Da quegli incontri e dalla passione per la lettura erano rinati gli uomini-libro nel film Fahrenheit 4-51, tratto dalla storia di Ray Bradbury, capaci di archiviare nella loro memoria un intero romanzo. Truffaut per primo era un uomo-libro, devoto al testo e all'autore (il suo Balzac…), ma anche uomo-cinema, pronto a stagliuzzare e ricomporre le pagine più amate, miscelandole a appunti, spunti e notizie di cronaca, ingombri autobiografici, facendone insomma quella poltiglia d'autore che si chiama film. Il suo lavoro, per tutta la vita, è stato un anelito di registrazione e archivio, disciolto, in fasi successive, nella precoce vocazione cinèfila, poi nella pratica di critico e infine nell'esposizione in prima persona, come regista, attore, produttore.
L'archivio Truffaut, dall'infanzia alla morte, al cuore della mostra raduna gli archivi del cuore: cinematografici, letterari, sentimentali. Pratiche classificatorie, ossessioni alfabetiche, calamitate dalla vita quotidiana e privata, a sua volta risucchiata ciclicamente nei film, dove si ripetono in analoghe situazioni e si richiamano tra loro, identici, i dialoghi, costanti sintagmi del suo cinema: il "lasciarsi o impazzire" di L'uomo che amava le donne e La signora della porta accanto , o Belmondo-Deneuve in La mia droga si chiama Julie e, dieci anni dopo (e dopo l'innamoramento folle per Catherine Deneuve), Depardieu-Deneuve in L'ultimo Metro: «La tua bellezza è una sofferenza», «Ieri dicevi che è una gioia», «È una gioia e una sofferenza».

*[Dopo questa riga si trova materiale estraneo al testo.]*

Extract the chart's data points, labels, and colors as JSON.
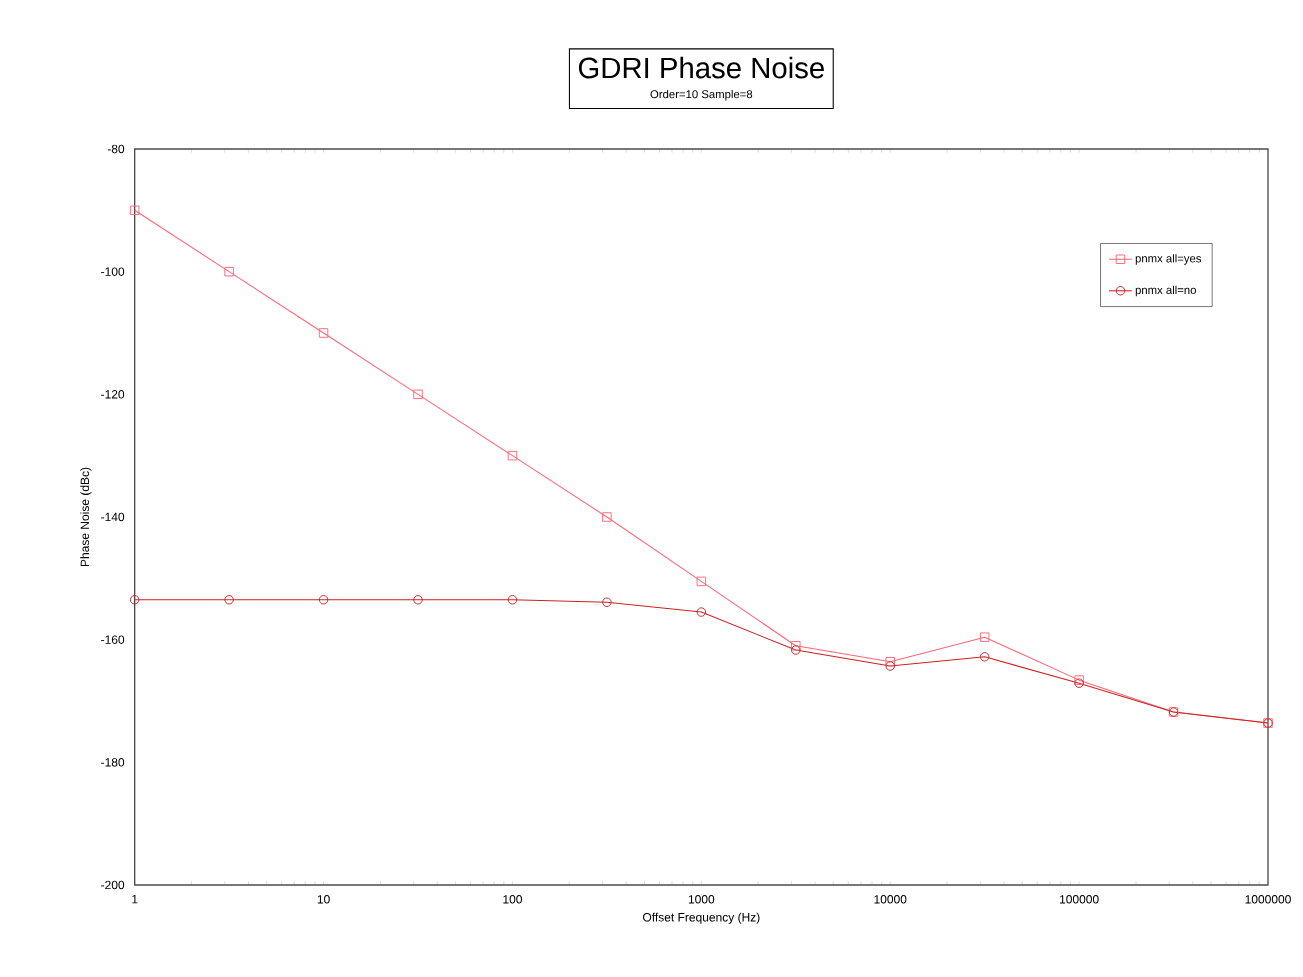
{
  "chart_data": {
    "type": "line",
    "title": "GDRI Phase Noise",
    "subtitle": "Order=10 Sample=8",
    "xlabel": "Offset Frequency (Hz)",
    "ylabel": "Phase Noise (dBc)",
    "x": [
      1,
      3.162,
      10,
      31.62,
      100,
      316.2,
      1000,
      3162,
      10000,
      31623,
      100000,
      316228,
      1000000
    ],
    "series": [
      {
        "name": "pnmx all=yes",
        "color": "#ff6677",
        "marker": "square",
        "values": [
          -90,
          -100,
          -110,
          -120,
          -130,
          -140,
          -150.5,
          -161,
          -163.6,
          -159.6,
          -166.6,
          -171.8,
          -173.6
        ]
      },
      {
        "name": "pnmx all=no",
        "color": "#cc2222",
        "marker": "circle",
        "values": [
          -153.5,
          -153.5,
          -153.5,
          -153.5,
          -153.5,
          -153.9,
          -155.5,
          -161.7,
          -164.3,
          -162.8,
          -167.1,
          -171.8,
          -173.6
        ]
      }
    ],
    "log": "x",
    "xlim": [
      1,
      1000000
    ],
    "ylim": [
      -200,
      -80
    ],
    "xticks": [
      1,
      10,
      100,
      1000,
      10000,
      100000,
      1000000
    ],
    "yticks": [
      -200,
      -180,
      -160,
      -140,
      -120,
      -100,
      -80
    ],
    "grid": false,
    "legend": "top right",
    "line_style": "solid"
  }
}
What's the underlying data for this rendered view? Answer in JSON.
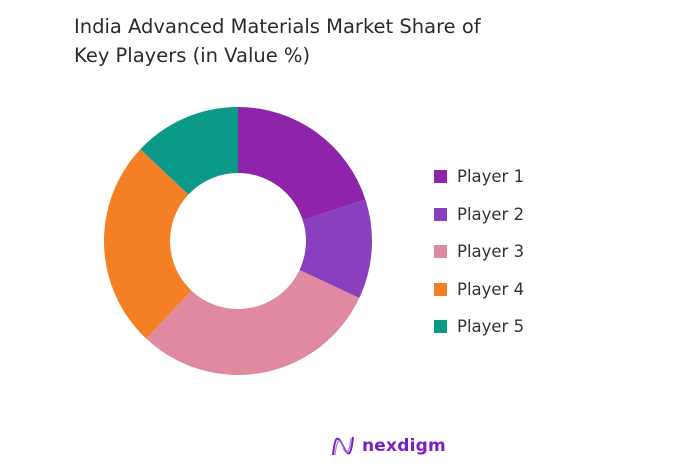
{
  "chart_data": {
    "type": "pie",
    "variant": "donut",
    "title": "India Advanced Materials Market Share of Key Players (in Value %)",
    "categories": [
      "Player 1",
      "Player 2",
      "Player 3",
      "Player 4",
      "Player 5"
    ],
    "values": [
      20,
      12,
      30,
      25,
      13
    ],
    "colors": [
      "#8e24aa",
      "#8a3fbf",
      "#e08aa2",
      "#f47f24",
      "#0b9988"
    ],
    "legend_position": "right"
  },
  "brand": {
    "name": "nexdigm",
    "color": "#7a1fc4"
  }
}
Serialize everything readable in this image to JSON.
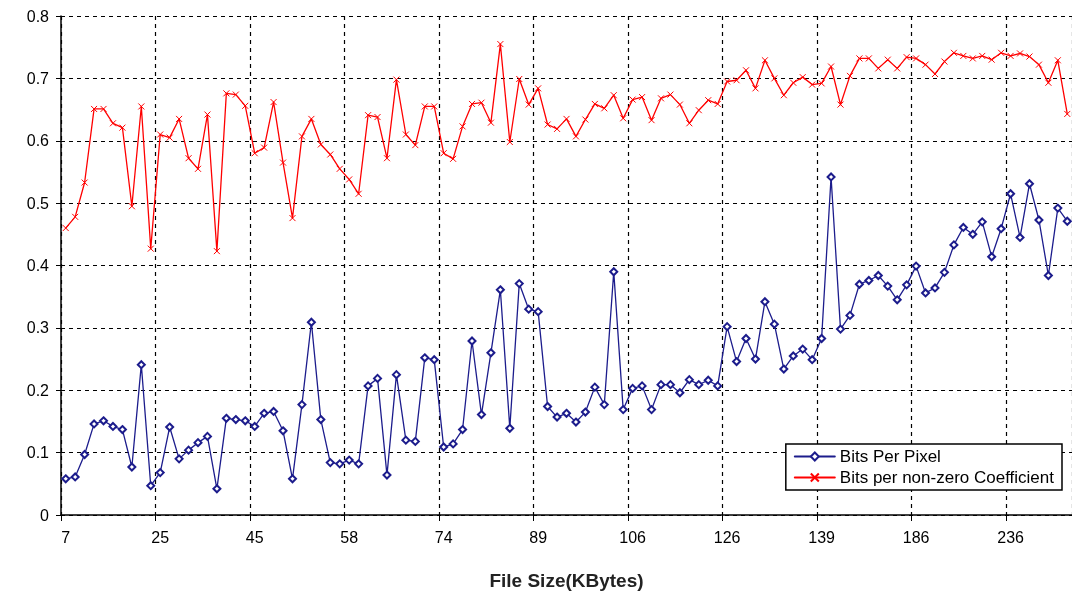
{
  "chart_data": {
    "type": "line",
    "xlabel": "File Size(KBytes)",
    "categories": [
      "7",
      null,
      null,
      null,
      null,
      null,
      null,
      null,
      null,
      null,
      "25",
      null,
      null,
      null,
      null,
      null,
      null,
      null,
      null,
      null,
      "45",
      null,
      null,
      null,
      null,
      null,
      null,
      null,
      null,
      null,
      "58",
      null,
      null,
      null,
      null,
      null,
      null,
      null,
      null,
      null,
      "74",
      null,
      null,
      null,
      null,
      null,
      null,
      null,
      null,
      null,
      "89",
      null,
      null,
      null,
      null,
      null,
      null,
      null,
      null,
      null,
      "106",
      null,
      null,
      null,
      null,
      null,
      null,
      null,
      null,
      null,
      "126",
      null,
      null,
      null,
      null,
      null,
      null,
      null,
      null,
      null,
      "139",
      null,
      null,
      null,
      null,
      null,
      null,
      null,
      null,
      null,
      "186",
      null,
      null,
      null,
      null,
      null,
      null,
      null,
      null,
      null,
      "236",
      null,
      null,
      null,
      null,
      null,
      null
    ],
    "series": [
      {
        "name": "Bits Per Pixel",
        "color": "#1c1c8c",
        "marker": "diamond",
        "values": [
          0.058,
          0.061,
          0.097,
          0.146,
          0.151,
          0.142,
          0.137,
          0.077,
          0.241,
          0.047,
          0.068,
          0.141,
          0.09,
          0.104,
          0.116,
          0.126,
          0.042,
          0.155,
          0.153,
          0.151,
          0.142,
          0.163,
          0.166,
          0.135,
          0.058,
          0.177,
          0.309,
          0.153,
          0.084,
          0.082,
          0.088,
          0.082,
          0.207,
          0.219,
          0.064,
          0.225,
          0.12,
          0.118,
          0.252,
          0.249,
          0.109,
          0.114,
          0.137,
          0.279,
          0.161,
          0.26,
          0.361,
          0.139,
          0.371,
          0.33,
          0.326,
          0.174,
          0.157,
          0.163,
          0.149,
          0.165,
          0.205,
          0.177,
          0.39,
          0.169,
          0.203,
          0.207,
          0.169,
          0.209,
          0.209,
          0.196,
          0.217,
          0.209,
          0.216,
          0.207,
          0.302,
          0.246,
          0.283,
          0.25,
          0.342,
          0.306,
          0.234,
          0.255,
          0.266,
          0.249,
          0.283,
          0.542,
          0.298,
          0.32,
          0.37,
          0.376,
          0.384,
          0.367,
          0.345,
          0.369,
          0.399,
          0.356,
          0.364,
          0.389,
          0.433,
          0.461,
          0.45,
          0.47,
          0.414,
          0.459,
          0.515,
          0.445,
          0.531,
          0.473,
          0.384,
          0.492,
          0.471
        ]
      },
      {
        "name": "Bits per non-zero Coefficient",
        "color": "#ff0000",
        "marker": "cross",
        "values": [
          0.46,
          0.478,
          0.533,
          0.651,
          0.651,
          0.628,
          0.621,
          0.495,
          0.655,
          0.427,
          0.61,
          0.605,
          0.635,
          0.572,
          0.555,
          0.642,
          0.423,
          0.676,
          0.674,
          0.656,
          0.58,
          0.589,
          0.662,
          0.565,
          0.476,
          0.607,
          0.635,
          0.594,
          0.578,
          0.555,
          0.538,
          0.515,
          0.641,
          0.638,
          0.572,
          0.698,
          0.61,
          0.593,
          0.655,
          0.655,
          0.58,
          0.571,
          0.623,
          0.659,
          0.661,
          0.629,
          0.755,
          0.598,
          0.699,
          0.658,
          0.684,
          0.626,
          0.619,
          0.635,
          0.607,
          0.634,
          0.659,
          0.652,
          0.673,
          0.636,
          0.666,
          0.67,
          0.633,
          0.668,
          0.674,
          0.658,
          0.628,
          0.649,
          0.665,
          0.659,
          0.695,
          0.697,
          0.713,
          0.684,
          0.729,
          0.7,
          0.673,
          0.693,
          0.702,
          0.69,
          0.692,
          0.719,
          0.658,
          0.704,
          0.732,
          0.732,
          0.716,
          0.73,
          0.716,
          0.734,
          0.732,
          0.722,
          0.707,
          0.727,
          0.741,
          0.736,
          0.732,
          0.736,
          0.73,
          0.741,
          0.736,
          0.74,
          0.735,
          0.722,
          0.693,
          0.729,
          0.643
        ]
      }
    ],
    "ylim": [
      0,
      0.8
    ],
    "yticks": [
      0,
      0.1,
      0.2,
      0.3,
      0.4,
      0.5,
      0.6,
      0.7,
      0.8
    ],
    "grid": true,
    "legend": "bottom right",
    "line_style": "solid"
  }
}
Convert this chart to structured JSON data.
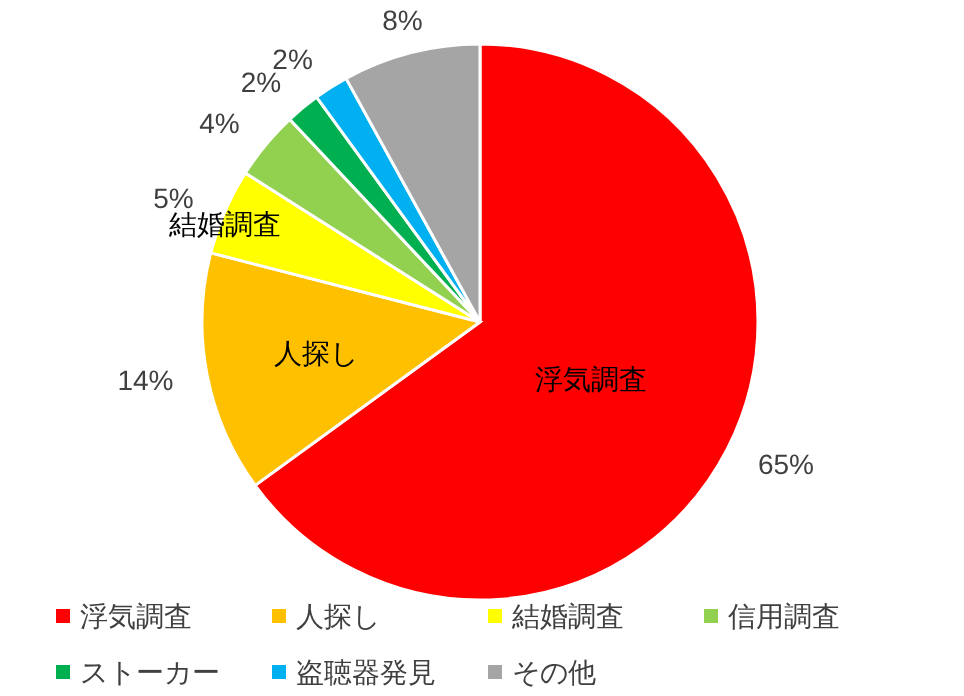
{
  "chart_data": {
    "type": "pie",
    "categories": [
      "浮気調査",
      "人探し",
      "結婚調査",
      "信用調査",
      "ストーカー",
      "盗聴器発見",
      "その他"
    ],
    "values": [
      65,
      14,
      5,
      4,
      2,
      2,
      8
    ],
    "colors": [
      "#ff0000",
      "#ffc000",
      "#ffff00",
      "#92d050",
      "#00b050",
      "#00b0f0",
      "#a5a5a5"
    ],
    "value_labels": [
      "65%",
      "14%",
      "5%",
      "4%",
      "2%",
      "2%",
      "8%"
    ],
    "annotations": [
      {
        "text": "浮気調査",
        "x": "浮気調査"
      },
      {
        "text": "人探し",
        "x": "人探し"
      },
      {
        "text": "結婚調査",
        "x": "結婚調査"
      }
    ],
    "legend": "bottom"
  }
}
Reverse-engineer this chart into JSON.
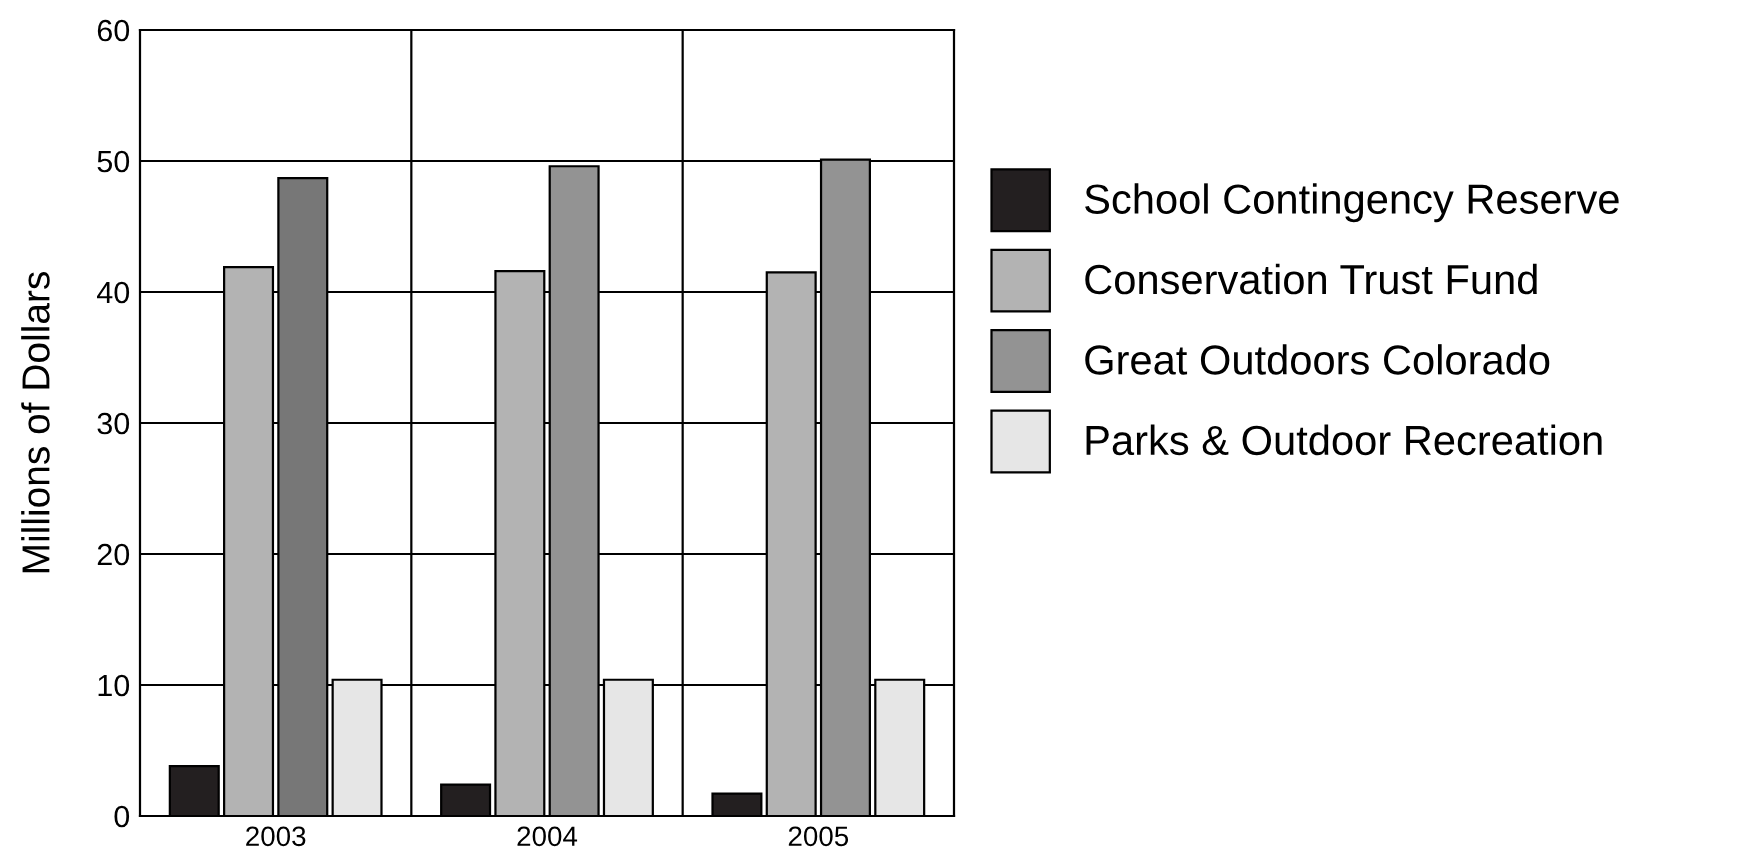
{
  "chart_data": {
    "type": "bar",
    "ylabel": "Millions of Dollars",
    "categories": [
      "2003",
      "2004",
      "2005"
    ],
    "series": [
      {
        "name": "School Contingency Reserve",
        "color": "#231f20",
        "values": [
          3.8,
          2.4,
          1.7
        ]
      },
      {
        "name": "Conservation Trust Fund",
        "color": "#b3b3b3",
        "values": [
          41.9,
          41.6,
          41.5
        ]
      },
      {
        "name": "Great Outdoors Colorado",
        "color": "#939393",
        "colors": [
          "#777777",
          "#939393",
          "#939393"
        ],
        "values": [
          48.7,
          49.6,
          50.1
        ]
      },
      {
        "name": "Parks & Outdoor Recreation",
        "color": "#e6e6e6",
        "values": [
          10.4,
          10.4,
          10.4
        ]
      }
    ],
    "ylim": [
      0,
      60
    ],
    "yticks": [
      0,
      10,
      20,
      30,
      40,
      50,
      60
    ],
    "grid": true,
    "legend": "right"
  }
}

Il cinema di Truffaut, deposito sempre aggiornato d'un archivio d'amori che rincorrono il suo "doppio" Antoine Doinel in L'amore fugge e la sua controfigura in L'uomo che amava le donne , si costruisce anche su una meno conosciuta tenacia documentaria: «Per Non drammatizziamo... è solo questione di corna , dove ho un banchetto di fiori che mi applico a ricolorare» ricorda Léaud «François aveva condotto un'inchiesta capillare tra i fioristi e le imprese americane basate in Francia. Senza rinunciare alle informazioni d'occasione, come per la scena della bagarre in cortile: nata direttamente da un aneddoto raccontato dal titolare d'un bristrot vicino». 
Ancora Léaud: «Prenda Baci rubati , dove m'improvviso detective privato. Per rendere più credibile il personaggio e le scene nell'Agenzia Blady gli sceneggiatori Bernard Revon e Claude de Givray hanno trascorso la primavera del ‘67 a catturare fatti di cronaca e a setacciare la Duby Detective, assistendo a riunioni dell'agenzia e sottomettendo a dodici ore d'intervista il patron, Albert Duchenne, divenuto poi collaboratore alla sceneggiatura».
Nel Truffaut rivelato dal suo archivio è una solida, quasi spietata documentazione a far da impalcatura segreta alle trame di meravigliosa finzione del suo cinema e allo scavo del cinema altrui, come nell'esemplare Hitchbook del ‘66, di cui, nella spiritosa allocuzione del '79 all'American Film Institute di Los Angeles, parla come di «un libro di cucina, raccolta di ricette per cuocere a puntino spettacolo e spettatori». È l'idea d'un cinema che ha nei dati d'archivio il puntello e il trampolino per liberarsi delle imperfezioni quotidiane: archivio finale e irriconoscibile di tutti i veri, minuscoli archivi di cui è disseminato. Vale per il cinema come per l'esistenza: «La nostra vita è un muro», scriveva a Isabelle Adjani: «Ogni film ne è una pietra».